What is vestibular physiotherapy? The Wesley Hospital has two vestibular physiotherapists, Jazmin Walsh and Aleena Greenhalgh who recently spoke about what their roles entail and how they use their specialised skills to help patients.
Vestibular physiotherapy is a specialised form of physiotherapy focusing on supporting a patient who is impacted by dizziness, vertigo and balance problems.
Aleena explains they see a wide variety of patients both on the wards and as outpatients and use evidence based techniques to help treat them.
“We perform thorough assesments of our patients and are able to help them with different types ot treatment as indicated, with a majority of referrals coming from GPs, general physicans, neurologists or ENTs,” Aleena said.
“There are many different treatment approaches and maneuvres which can be used to help patients, for example, Benign Paroxysmal Positional Vertigo (BPPV) is the most common cause of vertigo and can be treated with repositioning techniques. However we also assess for and treat other common forms of vertigo, dizziness and imbalance.
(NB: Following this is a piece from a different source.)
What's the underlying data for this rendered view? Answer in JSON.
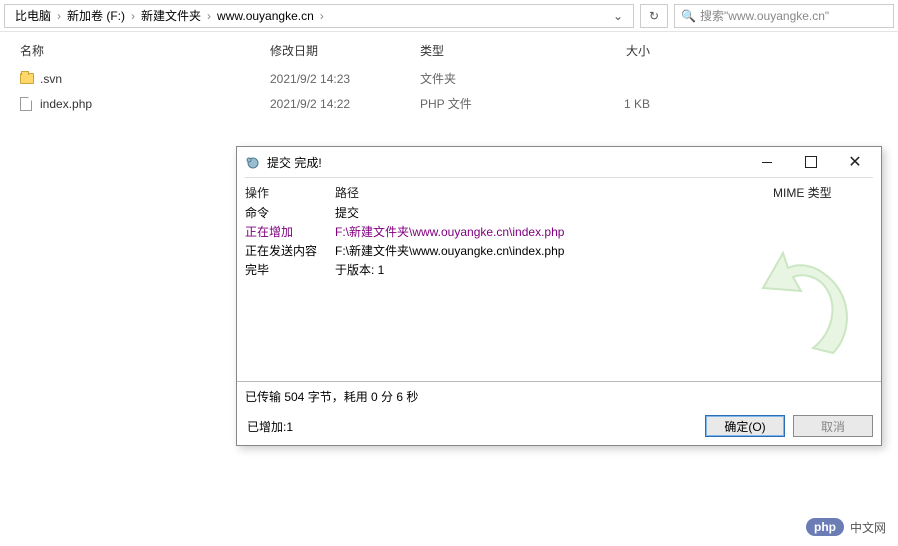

“Calcium carbonate crystals located within the inner ear can detach from the utricle and end up in the semicircular canals which can cause positional vertigo. We can assess which canal is involed, perform the specific manoeuvre to reposition these otoliths, and in doing so, treat the patient’s vertigo.
“Dependent on the cause of vertigo or identified functional impairments, other focuses of treatment can include gaze stabilisation, integration of the vestibular system into balance and sensory integration, movement habitutation and desensitisation. This can improve one’s clarity of vision with head movement, balance, walking and reduce sensitivity to movement.”
Jazmin said that this was a highly complex and emerging area of healthcare that she really enjoyed as she was able to work with her patients finding the best outcome for them and giving them a better quality of life.
“We are very strong advocates for our patients and take an individualised approach to their care and treat them as whole person,” Jazmin said.
“Recently we saw a patient who was a line dancer who wanted to get back into her dancing and through targeted exercises and techniques she was able to do that.
“I don’t think enough people in the community know about our service or what we do, it would be excellent to get more referrals and be able to help more people.
“I really enjoy a challenge, I love being able to problem solve the reason for a patient’s symptoms and tailor the best treatment plan for the patient. We have a network of peers around Brisbane and rural Queensland and we regularly discuss cases and help each other out to progress our own and others learning.”